Queries tab
The Queries tab is built around pg_stat_statements. It is used to find query patterns that consume the most time or show unstable latency.
Requirements
pg_stat_statements must be installed and loaded.
Without it:
- query-level ranking is limited
- several tuning signals become weaker
- the app cannot show the same level of query evidence
Top queries
Queries are primarily ranked by total execution time. Each row can show:
- normalized query text from
pg_stat_statements - total execution time
- calls
- average time
- rows
- P95 and P99 latency estimates
Tail latency estimation
pg_stat_statements is a summary extension. It does not store every execution sample.
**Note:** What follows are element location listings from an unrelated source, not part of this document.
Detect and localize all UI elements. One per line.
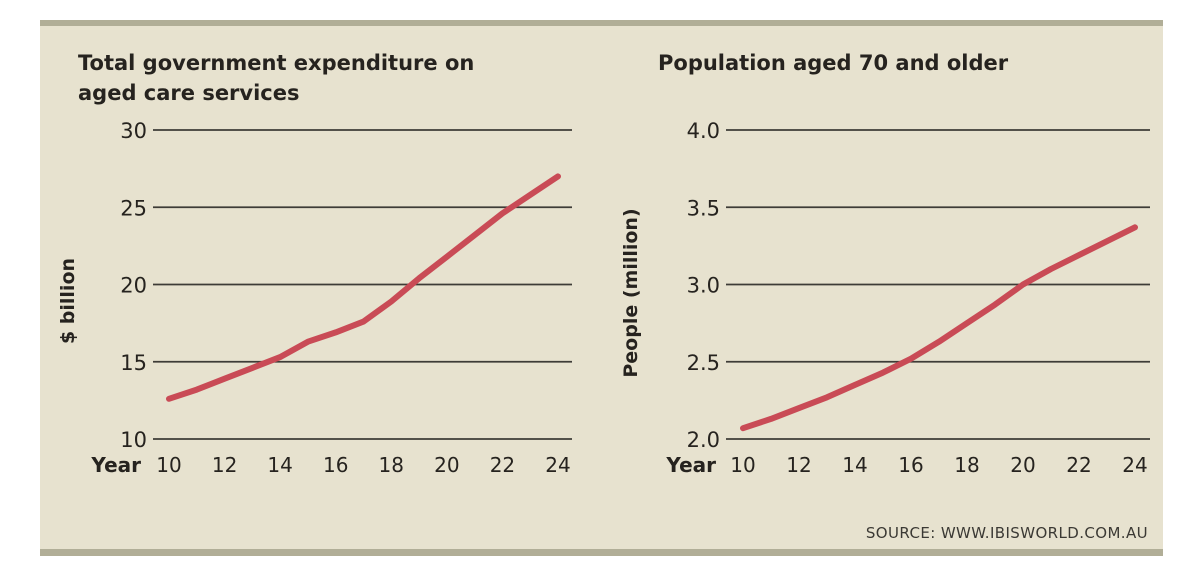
x-tick-label: 18 — [379, 453, 404, 477]
x-tick-label: 10 — [156, 453, 181, 477]
y-tick-label: 2.0 — [687, 428, 720, 452]
x-tick-label: 12 — [786, 453, 811, 477]
x-tick-label: 18 — [954, 453, 979, 477]
y-tick-label: 30 — [120, 119, 147, 143]
y-tick-label: 25 — [120, 196, 147, 220]
y-tick-label: 20 — [120, 274, 147, 298]
x-tick-label: 24 — [1122, 453, 1147, 477]
y-tick-label: 15 — [120, 351, 147, 375]
y-tick-label: 3.5 — [687, 196, 720, 220]
data-series-line — [166, 173, 561, 402]
x-axis-label: Year — [665, 453, 716, 477]
x-tick-label: 24 — [545, 453, 570, 477]
x-tick-label: 22 — [1066, 453, 1091, 477]
source-attribution: SOURCE: WWW.IBISWORLD.COM.AU — [865, 524, 1148, 542]
x-tick-label: 10 — [730, 453, 755, 477]
x-axis-label: Year — [90, 453, 141, 477]
y-tick-label: 10 — [120, 428, 147, 452]
x-tick-label: 16 — [323, 453, 348, 477]
x-tick-label: 20 — [434, 453, 459, 477]
chart-panel: Total government expenditure on aged car… — [40, 20, 1163, 556]
right-chart-title: Population aged 70 and older — [658, 48, 1008, 78]
x-tick-label: 12 — [212, 453, 237, 477]
right-chart-title-line1: Population aged 70 and older — [658, 51, 1009, 75]
x-tick-label: 22 — [490, 453, 515, 477]
y-tick-label: 4.0 — [687, 119, 720, 143]
y-tick-label: 2.5 — [687, 351, 720, 375]
x-tick-label: 20 — [1010, 453, 1035, 477]
left-chart-title: Total government expenditure on aged car… — [78, 48, 474, 108]
x-tick-label: 16 — [898, 453, 923, 477]
x-tick-label: 14 — [267, 453, 292, 477]
y-tick-label: 3.0 — [687, 274, 720, 298]
left-chart-title-line1: Total government expenditure on — [78, 51, 475, 75]
left-chart-title-line2: aged care services — [78, 81, 300, 105]
data-series-line — [740, 224, 1138, 432]
x-tick-label: 14 — [842, 453, 867, 477]
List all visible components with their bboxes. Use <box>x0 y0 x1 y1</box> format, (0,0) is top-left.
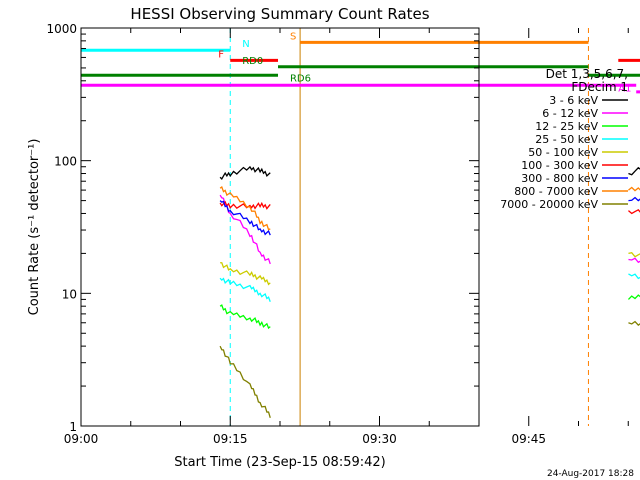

When only summary timing data is available, pocketPG estimates tail latency from those summary fields. Very low-volume queries are filtered so one-off calls do not create misleading alerts.
Tail latency insights
The page highlights queries whose latency tail, variance, or total time looks operationally important.
The purpose is not to claim that every slow query needs tuning. The purpose is to separate:
- expensive query patterns
- unstable query patterns
- noisy but low-impact query patterns
Wait event correlation
On PostgreSQL 14 and later, pocketPG can add current wait-event context from pg_stat_activity when a matching query is actively running. That helps distinguish lock waits, I/O waits, lightweight lock pressure, and other runtime causes.
Extension recommendations
After query analysis, the app may also suggest extension-related follow-up ideas such as:
- trigram indexing for substring search workloads
- JSONB indexing when JSON containment or path access appears frequently
- partition-management tooling for large time-oriented workloads
- plan-capture tooling for highly variable or very slow statements
- maintenance tooling when bloat and vacuum lag appear together
- prepared-statement guidance when planning overhead is visible
Already-installed extensions are excluded automatically.
Query regression detection
The browser keeps a lightweight local baseline between page loads. If a query becomes materially slower relative to that baseline, the UI can mark it as regressed.
This is a convenience signal, not a historical performance warehouse.
Caching
Query data is short-lived cached so repeated page loads do not hammer pg_stat_statements unnecessarily.